Multimodal Optimization of Permutation Flow-Shop Scheduling Problems Using a Clustering-Genetic-Algorithm-Based Approach

Abstract

Though many techniques were proposed for the optimization of Permutation Flow-Shop Scheduling Problem (PFSSP), current techniques only provide a single optimal schedule. Therefore, a new algorithm is proposed, by combining the k-means clustering algorithm and Genetic Algorithm (GA), for the multimodal optimization of PFSSP. In the proposed algorithm, the k-means clustering algorithm is first utilized to cluster the individuals of every generation into different clusters, based on some machine-sequence-related features.
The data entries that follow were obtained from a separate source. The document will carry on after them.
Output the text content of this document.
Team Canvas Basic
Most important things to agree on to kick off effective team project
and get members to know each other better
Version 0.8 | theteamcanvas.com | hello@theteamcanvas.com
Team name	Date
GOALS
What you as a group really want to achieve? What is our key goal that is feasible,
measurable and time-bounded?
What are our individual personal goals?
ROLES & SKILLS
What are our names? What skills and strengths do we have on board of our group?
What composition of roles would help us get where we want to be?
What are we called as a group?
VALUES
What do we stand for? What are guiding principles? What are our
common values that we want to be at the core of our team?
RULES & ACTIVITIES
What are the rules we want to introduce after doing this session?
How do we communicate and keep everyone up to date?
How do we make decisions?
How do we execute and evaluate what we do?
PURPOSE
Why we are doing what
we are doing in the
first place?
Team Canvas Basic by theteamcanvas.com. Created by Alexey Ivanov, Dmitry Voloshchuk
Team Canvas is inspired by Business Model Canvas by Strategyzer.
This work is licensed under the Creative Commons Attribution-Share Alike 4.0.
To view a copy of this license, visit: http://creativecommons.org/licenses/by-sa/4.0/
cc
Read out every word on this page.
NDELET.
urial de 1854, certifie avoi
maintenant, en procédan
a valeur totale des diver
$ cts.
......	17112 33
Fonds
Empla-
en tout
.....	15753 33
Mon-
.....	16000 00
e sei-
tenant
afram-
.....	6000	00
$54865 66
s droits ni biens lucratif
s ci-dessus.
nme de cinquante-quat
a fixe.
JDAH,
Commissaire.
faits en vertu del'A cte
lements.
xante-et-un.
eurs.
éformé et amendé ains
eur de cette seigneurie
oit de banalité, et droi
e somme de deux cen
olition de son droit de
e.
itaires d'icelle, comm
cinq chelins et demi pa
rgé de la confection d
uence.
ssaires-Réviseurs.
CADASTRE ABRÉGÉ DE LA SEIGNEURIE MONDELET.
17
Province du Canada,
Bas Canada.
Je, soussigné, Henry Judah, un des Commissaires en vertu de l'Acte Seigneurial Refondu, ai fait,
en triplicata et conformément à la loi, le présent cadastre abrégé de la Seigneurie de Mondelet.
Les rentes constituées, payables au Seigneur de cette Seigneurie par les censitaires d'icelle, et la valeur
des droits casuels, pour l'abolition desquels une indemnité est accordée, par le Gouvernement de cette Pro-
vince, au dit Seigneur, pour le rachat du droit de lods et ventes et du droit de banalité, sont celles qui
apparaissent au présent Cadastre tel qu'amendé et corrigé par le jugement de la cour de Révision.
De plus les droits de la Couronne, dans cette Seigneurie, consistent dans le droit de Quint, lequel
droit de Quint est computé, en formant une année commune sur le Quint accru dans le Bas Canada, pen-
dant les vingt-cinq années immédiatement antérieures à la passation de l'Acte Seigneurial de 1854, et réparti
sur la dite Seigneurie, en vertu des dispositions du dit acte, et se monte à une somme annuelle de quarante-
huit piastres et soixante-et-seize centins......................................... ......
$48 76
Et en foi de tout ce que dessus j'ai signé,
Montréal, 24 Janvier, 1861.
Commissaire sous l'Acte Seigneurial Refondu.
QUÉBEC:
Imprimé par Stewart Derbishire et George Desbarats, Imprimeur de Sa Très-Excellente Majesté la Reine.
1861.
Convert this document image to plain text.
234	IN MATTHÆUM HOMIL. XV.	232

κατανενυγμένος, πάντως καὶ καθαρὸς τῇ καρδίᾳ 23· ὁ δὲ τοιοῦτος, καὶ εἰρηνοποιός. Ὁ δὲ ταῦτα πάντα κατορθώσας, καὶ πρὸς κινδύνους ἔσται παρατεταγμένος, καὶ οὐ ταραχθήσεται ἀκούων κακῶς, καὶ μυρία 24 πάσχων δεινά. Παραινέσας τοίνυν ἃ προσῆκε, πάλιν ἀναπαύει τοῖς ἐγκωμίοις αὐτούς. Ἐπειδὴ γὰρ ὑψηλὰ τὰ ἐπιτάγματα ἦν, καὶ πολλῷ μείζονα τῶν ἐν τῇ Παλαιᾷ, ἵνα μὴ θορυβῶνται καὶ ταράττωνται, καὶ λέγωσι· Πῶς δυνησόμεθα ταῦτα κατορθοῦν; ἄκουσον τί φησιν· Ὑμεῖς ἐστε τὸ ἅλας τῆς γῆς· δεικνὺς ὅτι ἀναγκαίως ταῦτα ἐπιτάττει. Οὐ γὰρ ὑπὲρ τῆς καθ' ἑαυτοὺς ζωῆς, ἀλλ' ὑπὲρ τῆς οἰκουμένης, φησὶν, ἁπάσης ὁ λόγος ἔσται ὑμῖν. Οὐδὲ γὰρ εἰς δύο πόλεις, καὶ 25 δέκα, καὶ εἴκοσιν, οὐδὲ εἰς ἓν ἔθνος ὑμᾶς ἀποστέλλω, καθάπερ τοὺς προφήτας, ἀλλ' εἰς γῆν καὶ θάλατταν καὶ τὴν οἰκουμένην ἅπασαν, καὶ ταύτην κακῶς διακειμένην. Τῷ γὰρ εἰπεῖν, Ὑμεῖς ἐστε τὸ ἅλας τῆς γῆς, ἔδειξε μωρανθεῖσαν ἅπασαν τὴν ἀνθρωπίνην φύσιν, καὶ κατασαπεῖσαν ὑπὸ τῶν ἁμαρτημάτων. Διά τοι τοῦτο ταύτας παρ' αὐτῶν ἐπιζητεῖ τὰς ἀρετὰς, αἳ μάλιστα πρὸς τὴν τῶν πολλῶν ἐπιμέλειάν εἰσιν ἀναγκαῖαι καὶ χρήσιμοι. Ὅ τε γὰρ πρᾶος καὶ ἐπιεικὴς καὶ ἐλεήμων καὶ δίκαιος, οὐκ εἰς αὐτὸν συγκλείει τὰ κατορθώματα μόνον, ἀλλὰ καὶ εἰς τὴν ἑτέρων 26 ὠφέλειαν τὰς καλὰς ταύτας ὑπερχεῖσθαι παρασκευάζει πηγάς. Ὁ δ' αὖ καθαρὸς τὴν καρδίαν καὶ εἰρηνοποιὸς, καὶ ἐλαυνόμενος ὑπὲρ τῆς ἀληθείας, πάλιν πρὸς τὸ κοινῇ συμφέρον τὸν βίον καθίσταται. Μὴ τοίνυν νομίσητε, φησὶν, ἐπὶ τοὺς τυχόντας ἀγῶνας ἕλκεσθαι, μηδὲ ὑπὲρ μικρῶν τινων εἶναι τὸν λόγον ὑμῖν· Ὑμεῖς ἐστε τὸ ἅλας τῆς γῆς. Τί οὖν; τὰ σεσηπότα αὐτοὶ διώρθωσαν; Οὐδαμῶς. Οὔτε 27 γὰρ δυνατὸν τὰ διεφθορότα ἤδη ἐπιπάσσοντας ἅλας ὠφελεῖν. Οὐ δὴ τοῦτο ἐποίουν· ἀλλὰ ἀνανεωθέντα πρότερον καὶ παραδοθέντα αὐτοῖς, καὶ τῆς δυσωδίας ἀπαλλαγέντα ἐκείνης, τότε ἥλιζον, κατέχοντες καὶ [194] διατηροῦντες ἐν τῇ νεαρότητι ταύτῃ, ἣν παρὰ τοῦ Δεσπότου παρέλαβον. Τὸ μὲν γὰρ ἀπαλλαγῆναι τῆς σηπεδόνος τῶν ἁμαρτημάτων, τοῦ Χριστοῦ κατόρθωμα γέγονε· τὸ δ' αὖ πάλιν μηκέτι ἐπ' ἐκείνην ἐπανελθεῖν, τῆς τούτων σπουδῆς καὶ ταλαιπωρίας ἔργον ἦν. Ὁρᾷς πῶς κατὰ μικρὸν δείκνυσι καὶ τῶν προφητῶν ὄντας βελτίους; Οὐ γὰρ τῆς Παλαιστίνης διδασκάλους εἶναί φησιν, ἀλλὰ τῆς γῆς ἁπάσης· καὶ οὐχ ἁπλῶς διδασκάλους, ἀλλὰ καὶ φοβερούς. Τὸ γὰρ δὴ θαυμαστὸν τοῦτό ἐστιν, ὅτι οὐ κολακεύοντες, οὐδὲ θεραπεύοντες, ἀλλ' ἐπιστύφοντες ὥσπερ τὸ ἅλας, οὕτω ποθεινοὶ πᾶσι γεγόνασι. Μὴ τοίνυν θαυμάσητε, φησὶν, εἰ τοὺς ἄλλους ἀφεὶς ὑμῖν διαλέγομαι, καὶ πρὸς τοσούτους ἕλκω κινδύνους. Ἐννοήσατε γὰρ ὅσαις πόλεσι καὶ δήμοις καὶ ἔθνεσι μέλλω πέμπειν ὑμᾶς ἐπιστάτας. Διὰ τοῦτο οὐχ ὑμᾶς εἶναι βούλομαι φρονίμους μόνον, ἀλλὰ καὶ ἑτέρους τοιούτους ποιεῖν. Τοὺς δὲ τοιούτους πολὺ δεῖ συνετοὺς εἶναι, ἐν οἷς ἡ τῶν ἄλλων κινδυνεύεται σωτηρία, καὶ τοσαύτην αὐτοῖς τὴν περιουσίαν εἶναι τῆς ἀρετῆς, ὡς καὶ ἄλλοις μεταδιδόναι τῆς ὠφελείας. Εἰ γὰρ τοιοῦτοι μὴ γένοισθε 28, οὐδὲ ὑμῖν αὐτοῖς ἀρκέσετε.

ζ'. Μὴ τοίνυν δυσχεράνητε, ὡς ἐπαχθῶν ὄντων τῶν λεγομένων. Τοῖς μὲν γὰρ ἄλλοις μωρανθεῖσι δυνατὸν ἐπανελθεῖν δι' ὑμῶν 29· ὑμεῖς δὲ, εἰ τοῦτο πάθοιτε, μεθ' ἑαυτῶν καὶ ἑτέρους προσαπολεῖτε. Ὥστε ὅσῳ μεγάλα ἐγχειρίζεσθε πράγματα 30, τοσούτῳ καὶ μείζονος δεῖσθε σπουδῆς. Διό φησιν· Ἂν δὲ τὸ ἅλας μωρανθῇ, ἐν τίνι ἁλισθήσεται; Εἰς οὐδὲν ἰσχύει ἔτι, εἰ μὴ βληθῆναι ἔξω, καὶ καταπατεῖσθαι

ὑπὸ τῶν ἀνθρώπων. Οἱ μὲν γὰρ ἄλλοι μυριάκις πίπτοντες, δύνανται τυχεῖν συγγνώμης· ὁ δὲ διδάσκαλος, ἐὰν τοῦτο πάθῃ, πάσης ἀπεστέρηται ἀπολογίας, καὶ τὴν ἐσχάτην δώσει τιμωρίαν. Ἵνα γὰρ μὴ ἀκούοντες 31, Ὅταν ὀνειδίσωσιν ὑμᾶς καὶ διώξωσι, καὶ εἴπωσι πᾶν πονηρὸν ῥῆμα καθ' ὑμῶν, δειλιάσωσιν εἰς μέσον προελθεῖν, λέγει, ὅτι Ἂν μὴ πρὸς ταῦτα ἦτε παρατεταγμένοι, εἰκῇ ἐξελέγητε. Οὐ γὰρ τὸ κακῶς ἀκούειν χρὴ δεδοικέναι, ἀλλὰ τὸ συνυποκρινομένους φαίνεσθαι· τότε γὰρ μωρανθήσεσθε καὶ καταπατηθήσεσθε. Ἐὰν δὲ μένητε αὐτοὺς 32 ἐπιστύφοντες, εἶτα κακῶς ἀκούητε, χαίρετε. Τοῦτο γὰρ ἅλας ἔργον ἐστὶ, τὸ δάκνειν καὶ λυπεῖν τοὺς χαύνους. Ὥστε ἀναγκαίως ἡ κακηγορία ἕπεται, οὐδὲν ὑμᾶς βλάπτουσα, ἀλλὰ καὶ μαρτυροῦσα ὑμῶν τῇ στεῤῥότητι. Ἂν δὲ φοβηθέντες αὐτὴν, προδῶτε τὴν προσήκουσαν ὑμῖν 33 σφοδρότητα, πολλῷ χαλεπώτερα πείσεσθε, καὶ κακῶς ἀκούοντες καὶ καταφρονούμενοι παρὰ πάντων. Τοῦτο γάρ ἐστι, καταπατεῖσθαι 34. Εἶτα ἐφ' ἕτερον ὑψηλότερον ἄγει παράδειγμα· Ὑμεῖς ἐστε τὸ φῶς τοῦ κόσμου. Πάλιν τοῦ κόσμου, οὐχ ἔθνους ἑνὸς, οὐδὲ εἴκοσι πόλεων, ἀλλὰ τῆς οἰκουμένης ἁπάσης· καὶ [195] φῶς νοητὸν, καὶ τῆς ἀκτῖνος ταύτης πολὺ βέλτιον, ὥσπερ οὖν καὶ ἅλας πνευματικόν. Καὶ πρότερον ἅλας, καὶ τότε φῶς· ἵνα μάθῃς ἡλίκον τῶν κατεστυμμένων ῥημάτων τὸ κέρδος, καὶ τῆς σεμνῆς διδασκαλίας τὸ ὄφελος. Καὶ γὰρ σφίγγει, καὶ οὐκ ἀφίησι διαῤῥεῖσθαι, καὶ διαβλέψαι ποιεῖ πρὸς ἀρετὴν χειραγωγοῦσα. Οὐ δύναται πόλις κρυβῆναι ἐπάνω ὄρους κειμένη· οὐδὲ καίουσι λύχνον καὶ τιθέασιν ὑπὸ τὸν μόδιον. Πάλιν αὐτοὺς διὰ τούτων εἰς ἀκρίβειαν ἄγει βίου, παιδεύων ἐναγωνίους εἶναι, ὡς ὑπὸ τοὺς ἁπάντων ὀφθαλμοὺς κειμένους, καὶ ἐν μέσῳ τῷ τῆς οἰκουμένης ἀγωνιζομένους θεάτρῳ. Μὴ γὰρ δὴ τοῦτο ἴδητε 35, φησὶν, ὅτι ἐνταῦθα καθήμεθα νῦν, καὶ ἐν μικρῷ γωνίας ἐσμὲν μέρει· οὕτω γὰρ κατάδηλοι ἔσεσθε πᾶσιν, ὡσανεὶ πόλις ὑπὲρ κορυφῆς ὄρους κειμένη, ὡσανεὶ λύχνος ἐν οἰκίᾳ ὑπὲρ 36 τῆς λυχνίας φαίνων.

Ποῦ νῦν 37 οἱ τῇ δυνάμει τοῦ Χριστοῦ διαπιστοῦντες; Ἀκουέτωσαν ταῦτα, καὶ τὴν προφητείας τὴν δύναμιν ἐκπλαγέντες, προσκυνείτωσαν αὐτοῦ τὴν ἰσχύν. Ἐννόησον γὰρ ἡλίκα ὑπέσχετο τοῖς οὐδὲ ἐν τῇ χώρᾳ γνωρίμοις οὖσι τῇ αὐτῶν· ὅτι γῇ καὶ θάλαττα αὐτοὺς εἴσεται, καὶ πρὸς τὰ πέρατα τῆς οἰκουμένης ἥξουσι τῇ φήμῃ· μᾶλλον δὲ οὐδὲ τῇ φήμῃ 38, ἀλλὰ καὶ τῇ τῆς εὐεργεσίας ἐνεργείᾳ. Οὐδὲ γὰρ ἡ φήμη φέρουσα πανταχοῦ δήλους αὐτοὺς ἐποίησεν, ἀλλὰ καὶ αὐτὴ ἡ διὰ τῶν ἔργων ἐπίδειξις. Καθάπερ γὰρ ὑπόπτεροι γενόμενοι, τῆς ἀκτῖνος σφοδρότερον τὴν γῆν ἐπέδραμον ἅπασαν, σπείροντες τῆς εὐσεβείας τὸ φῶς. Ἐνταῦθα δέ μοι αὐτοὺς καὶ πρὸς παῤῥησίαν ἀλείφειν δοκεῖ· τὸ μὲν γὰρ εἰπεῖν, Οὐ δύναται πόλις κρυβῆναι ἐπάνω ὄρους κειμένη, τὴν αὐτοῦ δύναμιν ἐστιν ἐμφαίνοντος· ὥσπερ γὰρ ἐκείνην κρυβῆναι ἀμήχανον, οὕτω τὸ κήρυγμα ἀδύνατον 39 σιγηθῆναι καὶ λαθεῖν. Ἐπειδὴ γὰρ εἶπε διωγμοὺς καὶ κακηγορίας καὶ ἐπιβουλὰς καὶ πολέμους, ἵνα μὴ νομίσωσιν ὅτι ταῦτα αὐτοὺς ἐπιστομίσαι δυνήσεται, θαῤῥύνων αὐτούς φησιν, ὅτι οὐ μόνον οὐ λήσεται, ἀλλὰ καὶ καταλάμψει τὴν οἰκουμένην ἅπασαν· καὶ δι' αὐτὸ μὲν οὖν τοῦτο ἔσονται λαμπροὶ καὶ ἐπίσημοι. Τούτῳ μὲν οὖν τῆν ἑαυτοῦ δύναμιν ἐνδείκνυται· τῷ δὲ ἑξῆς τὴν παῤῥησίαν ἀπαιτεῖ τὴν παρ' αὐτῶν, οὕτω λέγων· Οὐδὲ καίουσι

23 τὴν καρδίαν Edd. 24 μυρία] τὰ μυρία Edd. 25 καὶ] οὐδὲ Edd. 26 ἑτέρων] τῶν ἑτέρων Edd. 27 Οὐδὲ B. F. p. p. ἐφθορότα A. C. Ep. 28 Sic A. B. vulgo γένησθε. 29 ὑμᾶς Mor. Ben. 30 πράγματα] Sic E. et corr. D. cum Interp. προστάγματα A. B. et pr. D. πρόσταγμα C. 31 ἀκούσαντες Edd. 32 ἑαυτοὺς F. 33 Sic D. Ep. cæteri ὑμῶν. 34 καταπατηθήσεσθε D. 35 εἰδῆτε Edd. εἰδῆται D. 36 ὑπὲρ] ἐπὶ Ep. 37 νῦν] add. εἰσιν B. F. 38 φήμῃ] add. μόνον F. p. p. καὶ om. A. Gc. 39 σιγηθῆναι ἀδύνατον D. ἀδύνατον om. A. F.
Next, the operators of GA are applied to the individuals belonging to the same cluster to find multiple global optima. Unlike standard GA, where all individuals belong to the same cluster, in the proposed approach, these are split into multiple clusters and the crossover operator is restricted to the individuals belonging to the same cluster. Doing so, enabled the proposed algorithm to potentially find multiple global optima in each cluster. The performance of the proposed algorithm was evaluated by its application to the multimodal optimization of benchmark PFSSP. The results obtained were also compared to the results obtained when other niching techniques such as clearing method, sharing fitness, and a hybrid of the proposed approach and sharing fitness were used. The results of the case studies showed that the proposed algorithm was able to consistently converge to better optimal solutions than the other three algorithms.